From an old thread of mine:



Couchie said:


> This is an apples (Debussy) to apple pie (Wagner) comparison.
> 
> Wagner is better, but too rich to have every day. Best reserved for special occasions. A Debussy piece a day keeps the psychiatrist away.


----------



## Abstract Landscape (Jun 24, 2014)

J.S. Bach Cello Suites, unaccompanied

Matt Haimovitz is a Honey Crisp.
Janos Starker is like a red delicious.
Yo Yo Ma is ...also like a red delicious.
I look forward to getting Stephen Isserlis' but from what I've heard, a granny smith?
Or is Matt Haimovitz the granny smith, crisp and zesty and Isserlis the honey crisp? 
And for the style of the thread, I certainly do not mean to set a precedent on similes to types of apples... 

I enjoy all of the performances, and each can suit a different mood. My current favorite is Matt Haimovitz.


----------



## clavichorder (May 2, 2011)

There is an apple in my eye but it won't come out. Is this what they call "the apple of my eye"?


----------



## Flamme (Dec 30, 2012)

What About Oranges?


----------



## MarkW (Feb 16, 2015)

Sorry, Abstract... Where I come from a red delicious (and its "golden" namesake) barely even rates being called an apple. 

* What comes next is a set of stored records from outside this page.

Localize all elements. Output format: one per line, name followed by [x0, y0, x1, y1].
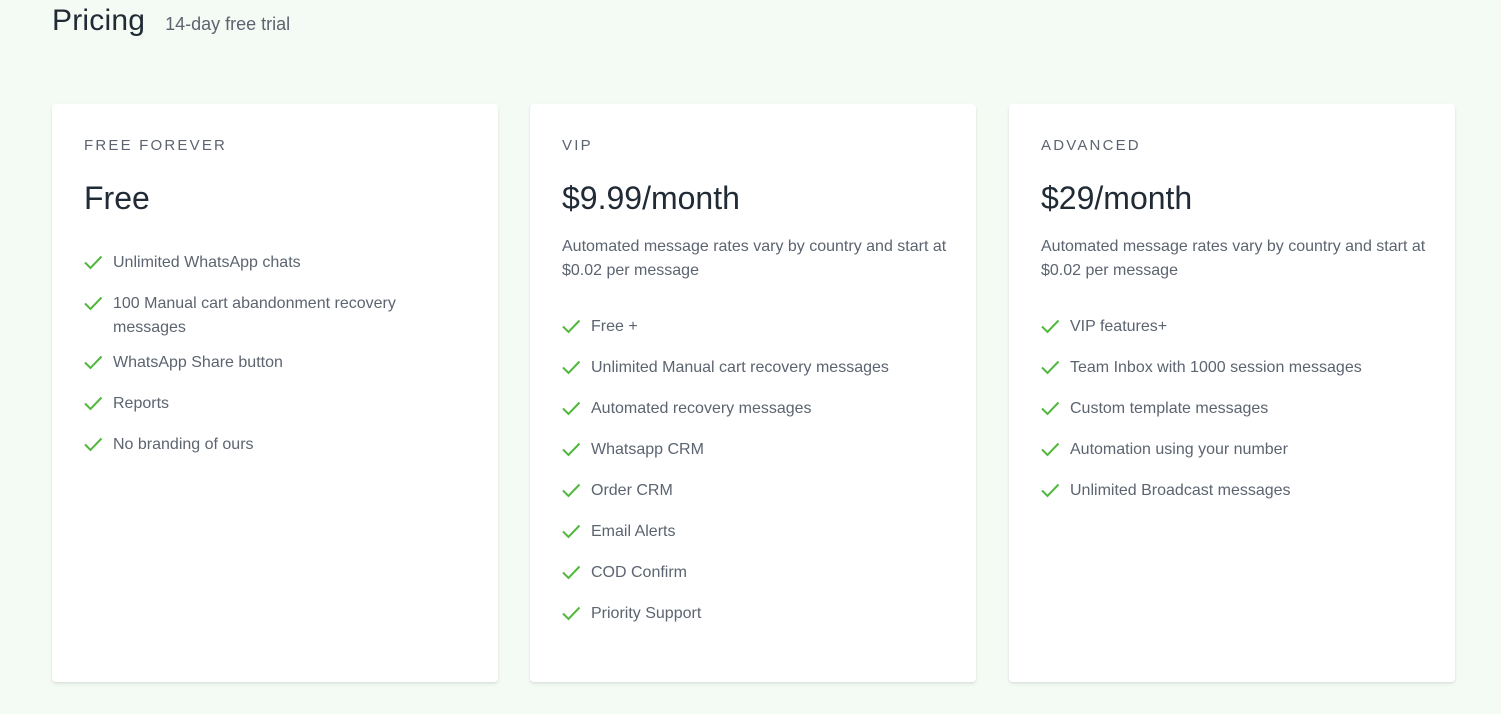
plan-card-vip[interactable]: VIP $9.99/month Automated message rates … [530, 104, 976, 682]
feature-item: VIP features+ [1039, 315, 1435, 339]
feature-list: VIP features+ Team Inbox with 1000 sessi… [1039, 315, 1435, 520]
check-icon [562, 524, 581, 539]
feature-text: Free + [591, 318, 638, 335]
feature-item: Order CRM [560, 479, 956, 503]
check-icon [1041, 483, 1060, 498]
check-icon [84, 396, 103, 411]
feature-text: WhatsApp Share button [113, 354, 283, 371]
feature-item: Automated recovery messages [560, 397, 956, 421]
feature-text: VIP features+ [1070, 318, 1168, 335]
feature-item: Team Inbox with 1000 session messages [1039, 356, 1435, 380]
check-icon [562, 442, 581, 457]
check-icon [1041, 319, 1060, 334]
check-icon [562, 606, 581, 621]
feature-text: Automation using your number [1070, 441, 1288, 458]
check-icon [1041, 442, 1060, 457]
feature-item: Reports [82, 392, 478, 416]
page-title: Pricing [52, 4, 146, 37]
plan-price: Free [84, 180, 150, 216]
feature-item: WhatsApp Share button [82, 351, 478, 375]
check-icon [562, 565, 581, 580]
feature-text: 100 Manual cart abandonment recovery mes… [113, 295, 396, 336]
feature-list: Unlimited WhatsApp chats 100 Manual cart… [82, 251, 478, 474]
plan-card-free[interactable]: FREE FOREVER Free Unlimited WhatsApp cha… [52, 104, 498, 682]
feature-text: Email Alerts [591, 523, 676, 540]
feature-item: 100 Manual cart abandonment recovery mes… [82, 292, 478, 340]
feature-item: Whatsapp CRM [560, 438, 956, 462]
check-icon [84, 437, 103, 452]
feature-item: Email Alerts [560, 520, 956, 544]
plan-tier-name: ADVANCED [1041, 137, 1141, 154]
feature-text: Order CRM [591, 482, 673, 499]
feature-item: COD Confirm [560, 561, 956, 585]
feature-text: Unlimited Manual cart recovery messages [591, 359, 889, 376]
check-icon [1041, 360, 1060, 375]
plan-card-advanced[interactable]: ADVANCED $29/month Automated message rat… [1009, 104, 1455, 682]
plan-rate-note: Automated message rates vary by country … [562, 238, 947, 279]
check-icon [84, 296, 103, 311]
feature-text: Unlimited WhatsApp chats [113, 254, 301, 271]
check-icon [562, 483, 581, 498]
check-icon [562, 401, 581, 416]
feature-item: Free + [560, 315, 956, 339]
feature-item: No branding of ours [82, 433, 478, 457]
check-icon [84, 255, 103, 270]
feature-list: Free + Unlimited Manual cart recovery me… [560, 315, 956, 643]
feature-item: Custom template messages [1039, 397, 1435, 421]
feature-item: Unlimited Broadcast messages [1039, 479, 1435, 503]
feature-item: Unlimited WhatsApp chats [82, 251, 478, 275]
feature-text: Automated recovery messages [591, 400, 812, 417]
feature-text: Team Inbox with 1000 session messages [1070, 359, 1362, 376]
feature-text: Priority Support [591, 605, 702, 622]
plan-tier-name: VIP [562, 137, 593, 154]
plan-rate-note: Automated message rates vary by country … [1041, 238, 1426, 279]
feature-text: Unlimited Broadcast messages [1070, 482, 1291, 499]
feature-text: No branding of ours [113, 436, 254, 453]
plan-tier-name: FREE FOREVER [84, 137, 228, 154]
feature-item: Unlimited Manual cart recovery messages [560, 356, 956, 380]
page-subtitle: 14-day free trial [165, 14, 291, 34]
feature-item: Priority Support [560, 602, 956, 626]
feature-item: Automation using your number [1039, 438, 1435, 462]
feature-text: Reports [113, 395, 170, 412]
feature-text: Whatsapp CRM [591, 441, 704, 458]
page-header: Pricing 14-day free trial [52, 4, 290, 38]
check-icon [562, 319, 581, 334]
plan-price: $29/month [1041, 180, 1193, 216]
check-icon [562, 360, 581, 375]
feature-text: Custom template messages [1070, 400, 1269, 417]
plan-price: $9.99/month [562, 180, 740, 216]
check-icon [1041, 401, 1060, 416]
check-icon [84, 355, 103, 370]
feature-text: COD Confirm [591, 564, 688, 581]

An apple pie, however, may just be the perfect food.


----------



## SixFootScowl (Oct 17, 2011)

Guess I need to look into Debussy. Can't say I have heard any of his works. Does he have any opera?


----------



## Richannes Wrahms (Jan 6, 2014)

He has Pelleas et Melisande which is wonderful, and two other operas completed by other people.


----------